I thought about what life was like 20-25 years ago. I recalled films like the Lord of The Rings trilogy and the Star Wars prequels, then compared the brilliant originality of ‘back then’ to the crude emulations of the same recycled stories sold by Hollywood today.
“Cost-effective” but insipid and lifeless copies.
I looked at my phone and realised it’s essentially the same phone I’ve had for about 20 years now. The cameras are better but every ‘new phone model’ is the same one as before with minor component updates.
The food was another example. 25 years ago what we ate wasn’t predominantly vegetable oil and carcinogenic additives. Now everything will make you sick, because it’s all a “cost-effective” mass produced copy of the real food we used to eat.
But the big realisation came when I paid attention to the people themselves.
If you stop and look around at ordinary consumers in any major shopping centre or supermarket, you can’t deny they’re typically very fat, disabled or retarded, if not then they’re Indian, Black or Chinese.
25 years ago this wasn’t the norm. People were relatively healthy and White.
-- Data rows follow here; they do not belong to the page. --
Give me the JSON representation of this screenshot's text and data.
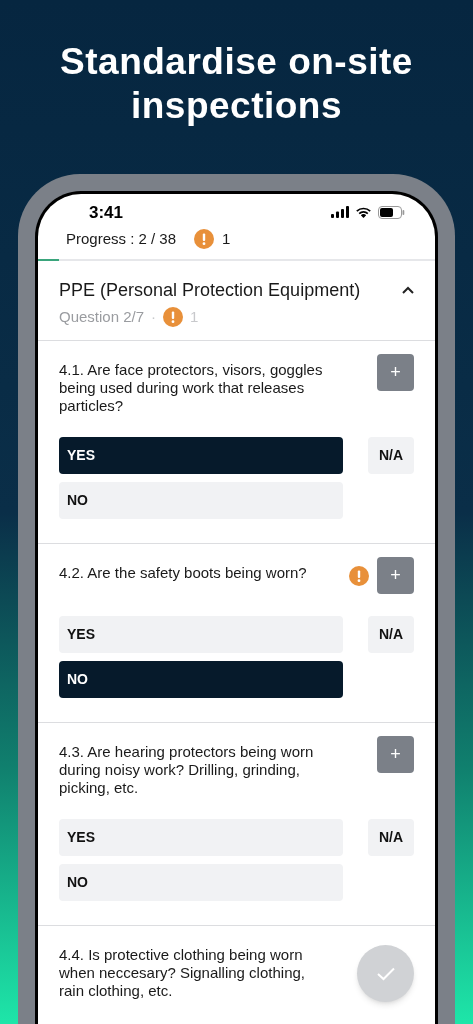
{
  "headline": [
    "Standardise on-site",
    "inspections"
  ],
  "status_bar": {
    "time": "3:41"
  },
  "progress": {
    "label": "Progress : 2 / 38",
    "warnings": "1",
    "level": 0.053
  },
  "section": {
    "title": "PPE (Personal Protection Equipment)",
    "expanded": true,
    "subtitle": "Question 2/7",
    "separator": "·",
    "warnings": "1"
  },
  "questions": [
    {
      "text": "4.1. Are face protectors, visors, goggles being used during work that releases particles?",
      "warning": false,
      "add": "+",
      "answers": [
        {
          "label": "YES",
          "selected": true
        },
        {
          "label": "NO",
          "selected": false
        }
      ],
      "na": {
        "label": "N/A",
        "selected": false
      }
    },
    {
      "text": "4.2. Are the safety boots being worn?",
      "warning": true,
      "add": "+",
      "answers": [
        {
          "label": "YES",
          "selected": false
        },
        {
          "label": "NO",
          "selected": true
        }
      ],
      "na": {
        "label": "N/A",
        "selected": false
      }
    },
    {
      "text": "4.3. Are hearing protectors being worn during noisy work? Drilling, grinding, picking, etc.",
      "warning": false,
      "add": "+",
      "answers": [
        {
          "label": "YES",
          "selected": false
        },
        {
          "label": "NO",
          "selected": false
        }
      ],
      "na": {
        "label": "N/A",
        "selected": false
      }
    },
    {
      "text": "4.4. Is protective clothing being worn when neccesary? Signalling clothing, rain clothing, etc.",
      "warning": false
    }
  ]
}
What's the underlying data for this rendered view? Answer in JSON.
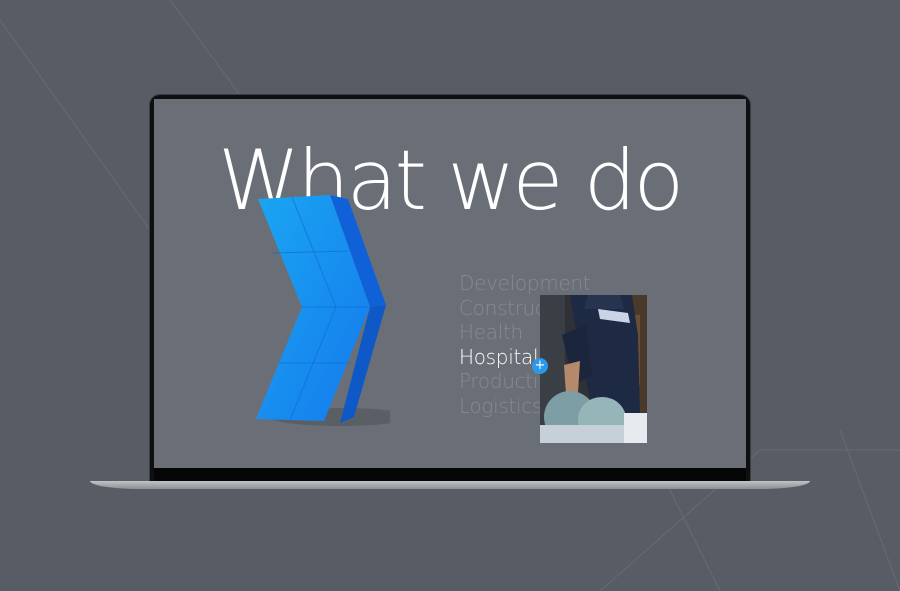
{
  "page": {
    "headline": "What we do",
    "services": [
      {
        "label": "Development",
        "active": false
      },
      {
        "label": "Construction",
        "active": false
      },
      {
        "label": "Health",
        "active": false
      },
      {
        "label": "Hospitality",
        "active": true
      },
      {
        "label": "Production",
        "active": false
      },
      {
        "label": "Logistics",
        "active": false
      }
    ],
    "cursor_symbol": "+"
  },
  "icons": {
    "logo": "chevron-arrow-icon",
    "cursor": "plus-icon"
  },
  "colors": {
    "background": "#585d65",
    "screen": "#6a6f77",
    "accent_blue": "#1a8ff0",
    "text_active": "#ffffff",
    "text_inactive": "#858a92"
  }
}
Immigrants and visibly handicapped people were something well & truly out of the ordinary.
The quality of the Western peasantry had suffered the same fate as our film, literature and technology. They were seized upon by merchants who halted their development in order to refine them into a crude but more profitable emulation of their original form.
They had been made “cost-effective”.
If you’ve read this far that old Christian proverb ought to come into focus: the love of money being the root of all evil.
This happens with every single tech leap throughout history. Internal combustion engines are everywhere, but they're 'essentially' the same as they were over 100 years ago, just more efficient. Same with wheels...we don't have a better wheel, just a more efficient one.
A new tech boom will come along, and I'm sure it'll be mind boggling, but yeah, that's how those work.